AIOps, which stands for Artificial Intelligence for IT Operations, is a method for analyzing and displaying data for IT teams based on machine learning algorithms. The AI used in AIOps is often based on historical patterns coupled with current learned data trends.
- Is LM’s AIOps really using AI?
Yes. LogicMonitor’s AIOps goes beyond simple machine learning and pattern detection to learn and report based on individual relationships within each company’s tech stack.
- Does LogicMonitor use customer data to train their models?
For Dexda, the AI engine is pre-trained and the models do not combine data from other customers. In features like dynamic thresholds, we use your historical data but it’s only your data – we do not combine it with other customers’ private data.
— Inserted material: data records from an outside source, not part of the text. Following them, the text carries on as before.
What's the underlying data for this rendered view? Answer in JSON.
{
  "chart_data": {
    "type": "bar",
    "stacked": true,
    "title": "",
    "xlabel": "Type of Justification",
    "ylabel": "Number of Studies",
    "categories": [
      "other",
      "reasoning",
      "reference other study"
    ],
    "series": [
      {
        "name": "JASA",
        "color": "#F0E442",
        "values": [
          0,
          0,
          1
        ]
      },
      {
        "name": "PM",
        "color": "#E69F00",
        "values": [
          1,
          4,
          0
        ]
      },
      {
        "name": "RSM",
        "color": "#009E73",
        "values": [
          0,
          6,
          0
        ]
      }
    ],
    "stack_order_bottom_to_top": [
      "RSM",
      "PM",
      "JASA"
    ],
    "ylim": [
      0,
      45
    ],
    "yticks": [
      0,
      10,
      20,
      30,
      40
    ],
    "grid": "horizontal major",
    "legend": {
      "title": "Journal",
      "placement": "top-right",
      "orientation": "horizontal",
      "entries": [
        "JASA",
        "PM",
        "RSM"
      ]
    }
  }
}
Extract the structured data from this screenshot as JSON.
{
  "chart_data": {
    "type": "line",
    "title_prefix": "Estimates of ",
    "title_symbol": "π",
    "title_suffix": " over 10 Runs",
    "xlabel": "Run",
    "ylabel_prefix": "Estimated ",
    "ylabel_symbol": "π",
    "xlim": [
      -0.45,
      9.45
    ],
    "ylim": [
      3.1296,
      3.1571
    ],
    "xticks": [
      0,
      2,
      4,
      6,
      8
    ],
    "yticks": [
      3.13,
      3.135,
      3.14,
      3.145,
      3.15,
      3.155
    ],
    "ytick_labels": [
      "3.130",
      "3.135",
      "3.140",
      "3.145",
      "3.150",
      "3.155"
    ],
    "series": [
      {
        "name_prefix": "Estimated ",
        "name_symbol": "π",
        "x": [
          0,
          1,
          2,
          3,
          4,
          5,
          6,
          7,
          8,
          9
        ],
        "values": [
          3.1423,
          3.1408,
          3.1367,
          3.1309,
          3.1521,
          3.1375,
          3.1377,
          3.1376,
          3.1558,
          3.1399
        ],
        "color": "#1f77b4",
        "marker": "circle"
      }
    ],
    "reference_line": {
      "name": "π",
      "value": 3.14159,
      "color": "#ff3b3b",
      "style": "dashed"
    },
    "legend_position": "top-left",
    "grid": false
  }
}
- What is root cause analysis?
Root cause analysis is the process of finding the core of an issue that caused a chain reaction effect ending in problems.
- What is anomaly detection?
Anomaly detection is the identification and notification of outliers within gathered datapoints. An anomalous datapoint is something that significantly deviates from a normal data range without reason.
- What are dynamic thresholds?
Dynamic thresholds are dataranges that show an acceptable changing range of datapoints based on similar historical factors.
- What is machine learning?
Machine learning is the use of algorithms that improve automatically through historical analysis and experience.
- What is Dexda?
Dexda is LogicMonitor’s enterprise AIOPs event management offering. Dexda ingests events from the LogicMonitor platform and seamlessly transforms them into episodes. Advanced machine learning techniques automatically identify features in the alert data to correlate the disparate alerts into connected insights based on time, resources involved, environment, and other significant features of the enriched alert data.
- What is event clustering?
Event clustering automatically groups event alerts in a correlation into their most succinct form, vastly reducing the time it takes for support teams to reason about the mass of alerts. Effective event clustering can reduce alerts by over 97%.